– Une métamorphose iranienne, de Mana Neyestani –

Tout commence par un simple cafard, un petit cafard que Mana Neyestani dessine un jour, dans une rubrique pour enfants, sans penser que, par ce dessin innocent, il allait voir sa vie bouleversée. Mal interprété, diffusé avec un faux texte, son dessin servira à attiser la haine des Turcs iraniens et ira jusqu’à provoquer des émeutes réprimées sévèrement. Neyestani, lui, est vu comme un fauteur de troubles et jeté dans les geôles de la prison d’Evin. D’où la métamorphose du titre, qui fait passer l’auteur d’un état d’homme relativement heureux, malgré le lourd climat de la dictature, à celui de paria condamné, spolié, et contraint à la fuite. De fait, si le clin d’oeil à La Métamorphose de Kafka est affirmé, c’est plutôt avec Le Procès qu’il faudrait établir un parallèle. Les deux livres montrent la même absurdité : celle de l’innocent en cellule qui doit répondre d’actes inconnus, celle des jugements abscons et d’une justice qui se nie elle-même.

 

Mana Neyestani est un important dessinateur de presse iranien, mais pas un grand dessinateur de bande dessinée, car son trait a des failles perceptibles. Pourtant, on ne peut décrocher le regard à la lecture de ce témoignage édifiant. Pyongyang avait scotché des milliers de lecteurs en donnant une vision pourtant toute extérieure et assez tranquille d’un des régimes les plus fermés du monde. Ici c’est tout autre chose puisque nous suivons un prisonnier du régime jusque dans les salles de tortures. Est-ce alors sombrer dans le voyeurisme ? La limite est toujours floue dans les récits de témoignages, et l’auteur sait parfaitement éviter cela. Si tout ce qui lui arrive est totalement sidérant il ne cherche pas à se plaindre ni à attirer la compassion, mais à montrer l’impunité incroyable de ce pays où faire un dessin humoristique sans aucune visée politique peut vous mener en prison.
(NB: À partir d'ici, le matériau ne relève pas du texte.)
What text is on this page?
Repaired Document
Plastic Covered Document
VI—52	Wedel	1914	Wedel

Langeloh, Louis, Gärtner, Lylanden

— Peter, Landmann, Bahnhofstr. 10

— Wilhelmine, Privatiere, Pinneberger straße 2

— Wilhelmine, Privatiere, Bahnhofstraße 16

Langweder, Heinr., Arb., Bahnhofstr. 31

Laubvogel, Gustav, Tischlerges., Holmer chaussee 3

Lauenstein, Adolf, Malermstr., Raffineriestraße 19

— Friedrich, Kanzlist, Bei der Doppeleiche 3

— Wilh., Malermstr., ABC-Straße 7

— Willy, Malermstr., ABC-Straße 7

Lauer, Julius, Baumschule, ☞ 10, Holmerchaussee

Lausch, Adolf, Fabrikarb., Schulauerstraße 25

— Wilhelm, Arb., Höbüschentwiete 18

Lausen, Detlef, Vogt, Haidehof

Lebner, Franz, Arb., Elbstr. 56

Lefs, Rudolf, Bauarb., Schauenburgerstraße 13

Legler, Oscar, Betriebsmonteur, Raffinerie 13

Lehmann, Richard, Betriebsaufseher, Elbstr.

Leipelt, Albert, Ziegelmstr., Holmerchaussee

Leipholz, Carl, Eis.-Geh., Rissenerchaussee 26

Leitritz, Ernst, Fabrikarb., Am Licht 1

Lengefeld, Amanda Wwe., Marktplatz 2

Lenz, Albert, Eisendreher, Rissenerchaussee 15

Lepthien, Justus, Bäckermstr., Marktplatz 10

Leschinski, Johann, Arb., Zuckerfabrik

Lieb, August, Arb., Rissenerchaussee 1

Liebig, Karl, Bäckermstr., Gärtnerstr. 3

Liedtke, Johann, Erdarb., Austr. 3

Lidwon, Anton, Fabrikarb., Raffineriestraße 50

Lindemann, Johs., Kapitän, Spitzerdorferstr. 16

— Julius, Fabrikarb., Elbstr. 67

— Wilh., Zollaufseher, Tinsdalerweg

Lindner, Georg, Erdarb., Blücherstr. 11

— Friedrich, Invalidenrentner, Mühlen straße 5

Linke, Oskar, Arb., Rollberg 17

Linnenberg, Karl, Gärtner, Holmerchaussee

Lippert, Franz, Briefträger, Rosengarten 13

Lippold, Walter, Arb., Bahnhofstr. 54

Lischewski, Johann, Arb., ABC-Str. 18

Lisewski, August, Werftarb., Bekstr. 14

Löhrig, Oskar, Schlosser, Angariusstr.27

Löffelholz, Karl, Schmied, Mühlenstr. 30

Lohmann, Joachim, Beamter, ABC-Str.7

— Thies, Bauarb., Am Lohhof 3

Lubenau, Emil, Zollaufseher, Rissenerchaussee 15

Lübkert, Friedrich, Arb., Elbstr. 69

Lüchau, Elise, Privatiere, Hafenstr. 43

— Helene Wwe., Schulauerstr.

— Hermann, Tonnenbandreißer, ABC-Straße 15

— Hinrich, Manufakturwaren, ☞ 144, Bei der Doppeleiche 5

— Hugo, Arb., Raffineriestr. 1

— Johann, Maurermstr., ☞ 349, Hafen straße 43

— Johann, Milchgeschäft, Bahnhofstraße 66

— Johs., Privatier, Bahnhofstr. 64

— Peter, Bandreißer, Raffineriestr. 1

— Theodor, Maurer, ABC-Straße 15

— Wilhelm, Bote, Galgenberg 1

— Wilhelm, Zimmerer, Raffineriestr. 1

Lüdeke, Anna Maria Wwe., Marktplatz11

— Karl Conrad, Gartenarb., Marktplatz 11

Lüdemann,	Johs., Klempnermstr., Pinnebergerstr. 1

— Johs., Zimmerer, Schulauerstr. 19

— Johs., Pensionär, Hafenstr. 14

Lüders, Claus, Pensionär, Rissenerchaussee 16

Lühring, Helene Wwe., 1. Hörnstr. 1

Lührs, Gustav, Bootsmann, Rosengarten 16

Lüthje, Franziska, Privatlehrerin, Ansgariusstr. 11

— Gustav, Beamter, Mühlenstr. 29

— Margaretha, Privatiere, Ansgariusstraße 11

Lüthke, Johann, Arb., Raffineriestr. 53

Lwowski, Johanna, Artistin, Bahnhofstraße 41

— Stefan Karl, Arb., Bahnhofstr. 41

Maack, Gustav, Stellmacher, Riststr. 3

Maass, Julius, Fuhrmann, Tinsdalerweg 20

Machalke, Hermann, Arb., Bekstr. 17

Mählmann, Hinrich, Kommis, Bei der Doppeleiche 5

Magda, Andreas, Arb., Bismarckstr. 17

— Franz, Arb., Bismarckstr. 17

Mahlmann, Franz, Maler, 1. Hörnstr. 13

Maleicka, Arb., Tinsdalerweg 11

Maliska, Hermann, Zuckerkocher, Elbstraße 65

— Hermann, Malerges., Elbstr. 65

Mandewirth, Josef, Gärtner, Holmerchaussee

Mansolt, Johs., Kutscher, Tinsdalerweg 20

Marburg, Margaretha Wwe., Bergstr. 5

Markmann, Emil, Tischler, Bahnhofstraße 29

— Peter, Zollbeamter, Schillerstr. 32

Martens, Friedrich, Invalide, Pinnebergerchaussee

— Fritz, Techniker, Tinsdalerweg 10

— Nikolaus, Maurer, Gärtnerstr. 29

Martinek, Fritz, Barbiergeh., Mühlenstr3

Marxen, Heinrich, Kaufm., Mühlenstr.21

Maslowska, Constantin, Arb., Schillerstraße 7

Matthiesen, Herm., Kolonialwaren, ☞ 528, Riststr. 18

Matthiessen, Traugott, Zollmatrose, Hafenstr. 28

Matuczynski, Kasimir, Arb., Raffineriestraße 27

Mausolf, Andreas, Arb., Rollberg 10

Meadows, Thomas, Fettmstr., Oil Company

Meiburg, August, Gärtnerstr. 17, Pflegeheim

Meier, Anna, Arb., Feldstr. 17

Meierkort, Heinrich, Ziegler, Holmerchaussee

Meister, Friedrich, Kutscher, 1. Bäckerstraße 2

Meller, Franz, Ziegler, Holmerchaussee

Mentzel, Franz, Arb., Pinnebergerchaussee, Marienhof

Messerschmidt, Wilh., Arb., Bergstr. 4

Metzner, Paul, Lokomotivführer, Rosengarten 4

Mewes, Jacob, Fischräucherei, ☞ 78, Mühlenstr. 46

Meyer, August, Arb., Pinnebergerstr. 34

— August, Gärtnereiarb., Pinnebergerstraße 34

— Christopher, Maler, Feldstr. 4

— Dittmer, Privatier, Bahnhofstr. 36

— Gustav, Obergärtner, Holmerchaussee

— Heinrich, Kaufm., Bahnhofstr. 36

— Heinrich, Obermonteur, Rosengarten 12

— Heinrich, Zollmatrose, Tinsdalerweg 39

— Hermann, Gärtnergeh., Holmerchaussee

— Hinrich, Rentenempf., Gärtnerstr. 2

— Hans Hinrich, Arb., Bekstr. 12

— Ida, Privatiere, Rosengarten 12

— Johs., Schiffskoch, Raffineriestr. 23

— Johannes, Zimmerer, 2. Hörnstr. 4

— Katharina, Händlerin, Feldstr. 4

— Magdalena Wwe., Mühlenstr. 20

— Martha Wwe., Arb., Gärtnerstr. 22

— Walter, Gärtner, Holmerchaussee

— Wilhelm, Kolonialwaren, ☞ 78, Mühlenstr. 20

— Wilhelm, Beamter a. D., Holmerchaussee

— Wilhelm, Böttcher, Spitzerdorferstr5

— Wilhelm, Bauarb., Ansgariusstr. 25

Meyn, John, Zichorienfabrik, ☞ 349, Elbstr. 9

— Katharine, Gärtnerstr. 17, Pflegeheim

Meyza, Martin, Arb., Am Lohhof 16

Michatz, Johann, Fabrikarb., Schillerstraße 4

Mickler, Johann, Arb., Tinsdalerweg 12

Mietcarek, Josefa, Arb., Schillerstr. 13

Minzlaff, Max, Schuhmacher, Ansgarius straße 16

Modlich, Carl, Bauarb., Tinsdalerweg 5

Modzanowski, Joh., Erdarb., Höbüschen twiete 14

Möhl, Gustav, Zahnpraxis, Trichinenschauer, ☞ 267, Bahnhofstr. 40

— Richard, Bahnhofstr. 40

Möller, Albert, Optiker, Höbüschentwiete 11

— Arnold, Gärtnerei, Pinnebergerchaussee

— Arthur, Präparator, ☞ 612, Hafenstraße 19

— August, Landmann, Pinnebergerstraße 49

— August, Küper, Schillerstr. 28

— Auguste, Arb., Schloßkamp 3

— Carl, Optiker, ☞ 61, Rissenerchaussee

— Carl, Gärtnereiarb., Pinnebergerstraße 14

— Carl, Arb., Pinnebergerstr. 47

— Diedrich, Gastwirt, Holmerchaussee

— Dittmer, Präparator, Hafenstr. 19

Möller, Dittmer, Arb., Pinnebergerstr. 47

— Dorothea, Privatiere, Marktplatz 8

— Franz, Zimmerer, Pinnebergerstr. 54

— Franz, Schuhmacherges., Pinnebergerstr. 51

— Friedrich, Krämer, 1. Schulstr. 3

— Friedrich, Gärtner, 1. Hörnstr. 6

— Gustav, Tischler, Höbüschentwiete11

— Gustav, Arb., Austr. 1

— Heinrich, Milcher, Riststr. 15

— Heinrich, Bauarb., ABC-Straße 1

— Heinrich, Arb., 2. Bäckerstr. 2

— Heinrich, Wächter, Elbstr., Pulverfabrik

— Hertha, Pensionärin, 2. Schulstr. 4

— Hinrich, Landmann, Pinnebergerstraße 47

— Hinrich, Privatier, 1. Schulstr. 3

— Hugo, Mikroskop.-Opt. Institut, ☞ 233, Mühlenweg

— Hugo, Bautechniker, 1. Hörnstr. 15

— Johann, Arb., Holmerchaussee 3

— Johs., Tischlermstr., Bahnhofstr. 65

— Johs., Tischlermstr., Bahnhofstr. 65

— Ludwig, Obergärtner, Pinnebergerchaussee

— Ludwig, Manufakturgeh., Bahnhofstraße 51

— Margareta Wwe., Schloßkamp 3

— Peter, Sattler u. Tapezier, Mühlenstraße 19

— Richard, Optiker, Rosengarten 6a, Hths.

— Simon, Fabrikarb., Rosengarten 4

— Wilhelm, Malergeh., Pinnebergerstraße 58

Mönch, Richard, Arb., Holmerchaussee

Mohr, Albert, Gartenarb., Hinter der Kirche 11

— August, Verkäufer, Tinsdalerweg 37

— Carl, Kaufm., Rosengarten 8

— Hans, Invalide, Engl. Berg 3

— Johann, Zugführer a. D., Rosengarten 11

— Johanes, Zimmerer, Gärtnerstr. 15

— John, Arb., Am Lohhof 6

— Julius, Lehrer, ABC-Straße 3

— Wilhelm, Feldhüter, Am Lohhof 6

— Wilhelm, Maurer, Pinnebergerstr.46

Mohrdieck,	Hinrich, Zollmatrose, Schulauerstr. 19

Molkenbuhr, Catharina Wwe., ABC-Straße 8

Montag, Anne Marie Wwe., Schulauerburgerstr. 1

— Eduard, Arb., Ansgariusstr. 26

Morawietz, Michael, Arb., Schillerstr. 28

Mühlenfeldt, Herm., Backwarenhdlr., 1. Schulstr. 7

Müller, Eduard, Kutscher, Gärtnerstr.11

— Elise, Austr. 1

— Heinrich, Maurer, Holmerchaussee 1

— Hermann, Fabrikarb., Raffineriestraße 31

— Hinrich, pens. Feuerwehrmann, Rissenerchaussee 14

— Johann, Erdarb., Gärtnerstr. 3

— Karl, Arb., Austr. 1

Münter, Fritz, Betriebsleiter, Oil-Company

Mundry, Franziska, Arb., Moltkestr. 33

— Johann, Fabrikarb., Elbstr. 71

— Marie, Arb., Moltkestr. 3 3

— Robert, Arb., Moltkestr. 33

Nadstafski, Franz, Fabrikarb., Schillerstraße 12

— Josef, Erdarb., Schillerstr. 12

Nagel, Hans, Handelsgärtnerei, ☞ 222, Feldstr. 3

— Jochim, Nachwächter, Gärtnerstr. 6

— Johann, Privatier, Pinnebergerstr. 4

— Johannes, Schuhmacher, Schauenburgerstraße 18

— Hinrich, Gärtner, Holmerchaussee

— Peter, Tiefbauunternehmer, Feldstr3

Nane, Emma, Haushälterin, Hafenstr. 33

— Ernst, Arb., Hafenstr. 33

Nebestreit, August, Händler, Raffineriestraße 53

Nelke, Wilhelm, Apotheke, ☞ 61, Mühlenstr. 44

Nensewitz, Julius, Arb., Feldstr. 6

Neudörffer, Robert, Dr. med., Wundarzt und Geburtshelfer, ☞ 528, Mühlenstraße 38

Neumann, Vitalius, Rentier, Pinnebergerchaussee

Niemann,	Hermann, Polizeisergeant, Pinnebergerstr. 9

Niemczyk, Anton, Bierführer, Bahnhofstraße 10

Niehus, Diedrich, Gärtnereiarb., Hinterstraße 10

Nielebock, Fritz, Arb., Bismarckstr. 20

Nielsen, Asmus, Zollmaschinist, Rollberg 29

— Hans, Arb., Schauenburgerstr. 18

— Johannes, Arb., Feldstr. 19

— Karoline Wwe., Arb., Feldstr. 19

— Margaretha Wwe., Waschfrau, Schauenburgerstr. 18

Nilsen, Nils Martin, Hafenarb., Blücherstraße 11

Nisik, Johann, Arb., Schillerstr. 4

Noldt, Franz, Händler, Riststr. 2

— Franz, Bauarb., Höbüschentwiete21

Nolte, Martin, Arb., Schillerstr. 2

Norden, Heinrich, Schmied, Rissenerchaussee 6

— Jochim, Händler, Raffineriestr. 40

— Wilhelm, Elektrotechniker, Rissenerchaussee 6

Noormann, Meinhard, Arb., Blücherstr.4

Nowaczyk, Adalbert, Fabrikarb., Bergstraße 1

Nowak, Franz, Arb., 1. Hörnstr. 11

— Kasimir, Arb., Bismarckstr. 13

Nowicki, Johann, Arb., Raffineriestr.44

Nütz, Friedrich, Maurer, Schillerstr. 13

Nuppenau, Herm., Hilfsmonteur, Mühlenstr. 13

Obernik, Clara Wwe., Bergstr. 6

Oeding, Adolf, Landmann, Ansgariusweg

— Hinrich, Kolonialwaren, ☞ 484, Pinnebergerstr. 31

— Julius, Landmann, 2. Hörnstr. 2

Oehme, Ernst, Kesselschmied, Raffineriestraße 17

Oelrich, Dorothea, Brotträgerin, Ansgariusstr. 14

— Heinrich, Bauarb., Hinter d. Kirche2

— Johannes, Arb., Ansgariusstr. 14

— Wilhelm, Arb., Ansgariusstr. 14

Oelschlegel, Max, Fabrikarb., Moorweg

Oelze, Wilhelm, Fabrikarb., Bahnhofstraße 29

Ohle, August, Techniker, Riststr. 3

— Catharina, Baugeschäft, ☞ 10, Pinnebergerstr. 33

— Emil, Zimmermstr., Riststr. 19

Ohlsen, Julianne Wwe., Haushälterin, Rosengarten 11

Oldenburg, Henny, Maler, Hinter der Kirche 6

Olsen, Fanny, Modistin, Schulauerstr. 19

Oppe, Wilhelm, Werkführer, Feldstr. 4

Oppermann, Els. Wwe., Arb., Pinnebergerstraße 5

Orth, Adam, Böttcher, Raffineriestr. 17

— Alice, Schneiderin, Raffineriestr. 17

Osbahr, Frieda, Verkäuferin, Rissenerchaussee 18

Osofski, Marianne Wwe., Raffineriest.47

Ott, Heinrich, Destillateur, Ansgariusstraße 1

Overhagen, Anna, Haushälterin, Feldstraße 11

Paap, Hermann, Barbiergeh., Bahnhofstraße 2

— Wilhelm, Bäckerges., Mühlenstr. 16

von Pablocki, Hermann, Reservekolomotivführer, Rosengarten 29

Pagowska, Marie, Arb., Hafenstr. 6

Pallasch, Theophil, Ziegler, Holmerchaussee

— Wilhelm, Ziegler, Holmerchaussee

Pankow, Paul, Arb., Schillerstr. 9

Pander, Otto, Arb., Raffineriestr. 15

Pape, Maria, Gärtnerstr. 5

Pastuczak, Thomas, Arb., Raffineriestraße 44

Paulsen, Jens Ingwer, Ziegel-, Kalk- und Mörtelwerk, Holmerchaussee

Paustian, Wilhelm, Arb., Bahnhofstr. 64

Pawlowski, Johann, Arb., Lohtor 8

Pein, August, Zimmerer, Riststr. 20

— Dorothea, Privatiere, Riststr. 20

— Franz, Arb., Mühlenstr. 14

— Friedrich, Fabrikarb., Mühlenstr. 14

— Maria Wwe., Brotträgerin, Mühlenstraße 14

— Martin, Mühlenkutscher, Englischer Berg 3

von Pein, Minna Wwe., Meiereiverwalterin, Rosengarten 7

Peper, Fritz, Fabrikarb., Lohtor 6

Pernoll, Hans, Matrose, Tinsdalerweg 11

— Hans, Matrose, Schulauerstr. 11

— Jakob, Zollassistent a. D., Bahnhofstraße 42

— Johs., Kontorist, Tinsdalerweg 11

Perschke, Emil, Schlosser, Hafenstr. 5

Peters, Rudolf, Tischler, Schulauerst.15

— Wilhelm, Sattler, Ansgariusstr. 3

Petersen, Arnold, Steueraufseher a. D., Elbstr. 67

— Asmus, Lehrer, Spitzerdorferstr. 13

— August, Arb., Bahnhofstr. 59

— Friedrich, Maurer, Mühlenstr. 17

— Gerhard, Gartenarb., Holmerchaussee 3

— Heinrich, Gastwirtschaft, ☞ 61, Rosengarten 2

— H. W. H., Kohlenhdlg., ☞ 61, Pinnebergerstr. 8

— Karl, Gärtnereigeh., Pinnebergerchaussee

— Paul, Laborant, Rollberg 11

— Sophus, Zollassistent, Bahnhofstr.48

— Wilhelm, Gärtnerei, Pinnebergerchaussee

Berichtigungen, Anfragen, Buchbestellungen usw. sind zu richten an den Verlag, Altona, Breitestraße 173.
À la suite d’un périple rocambolesque, Mana Neyestani a réussi à fuir l’Iran et s’est installé à Paris grâce à un programme de soutien à la liberté d’expression. Il y a onze ans, Marjane Satrapi nous racontait l’Iran de sa jeunesse et son glissement progressif vers le totalitarisme. Dans Une métamorphose iranienne, l’auteur transcrit l’Iran d’aujourd’hui et sa tragique évolution, avec l’énergie folle de sa liberté retrouvée. Une prise de parole rare et nécessaire qui se doit d’être saisie par tous.

Une métamorphose iranienne, de Mana Neyestani (ed. Çà & Là).